Different Results from Myostatin Antibodies versus Myostatin Knockout
Reduced levels of myostatin spur greater muscle growth, and there are animal lineages and even a few individual humans with myostatin loss of function mutations. The amount of evidence and experience in the scientific community working with this genetic alteration makes it a promising compensatory therapy for age-related loss of muscle mass and strength. Indeed, trials have already been held for the use of antibodies to reduce myostatin activity, and gene therapies are a possibility for the near future once tissue coverage issues have been solved. This study quantifies some of the differences between genetic loss of myostatin and antibody therapy for suppression of myostatin. As might be expected the results are similar in character but quite different at the detailed level, showing that genetic engineering for lifelong loss of myostatin produces superior results to an adult therapy.

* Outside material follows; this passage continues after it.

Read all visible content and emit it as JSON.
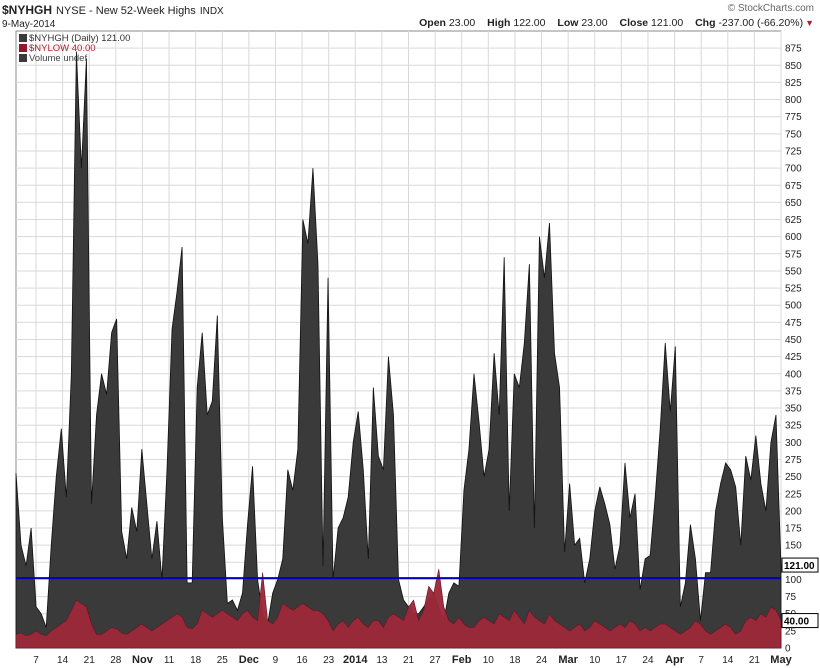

A further comparison with gene therapy carried out in adults remains to be conducted, but the outcomes will probably fall somewhere in the middle between these two examples.
Pharmacologic blockade of the myostatin (Mstn)/activin receptor pathway is being pursued as a potential therapy for several muscle wasting disorders. The functional benefits of blocking this pathway are under investigation, in particular given the findings that greater muscle hypertrophy results from Mstn deficiency arising from genetic ablation compared to post-developmental Mstn blockade. Using high-resolution mass spectrometry coupled with SILAC mouse technology, we quantitated the relative proteomic changes in gastrocnemius muscle from Mstn knockout (Mstn-/-) and mice treated for 2-weeks with REGN1033, an anti-Mstn antibody.
Relative to wild-type animals, Mstn-/- mice had a two-fold greater muscle mass and a greater than 1.5-fold change in expression of 12.0% of 1137 quantified muscle proteins. In contrast, mice treated with REGN1033 had minimal changes in muscle proteome (0.7% of 1510 proteins with more than a 1.5-fold change, similar to biological difference 0.5% of 1310) even though the treatment induced significant 20% muscle mass increase. Functional annotation of the altered proteins in Mstn-/- mice corroborates the mutiple physiological changes including slow-to-fast fiber type switch. Thus, the proteome-wide protein expression differs between Mstn-/- mice and mice subjected to specific Mstn blockade post-developmentally, providing molecular-level insights to inform mechanistic hypotheses to explain the observed functional differences.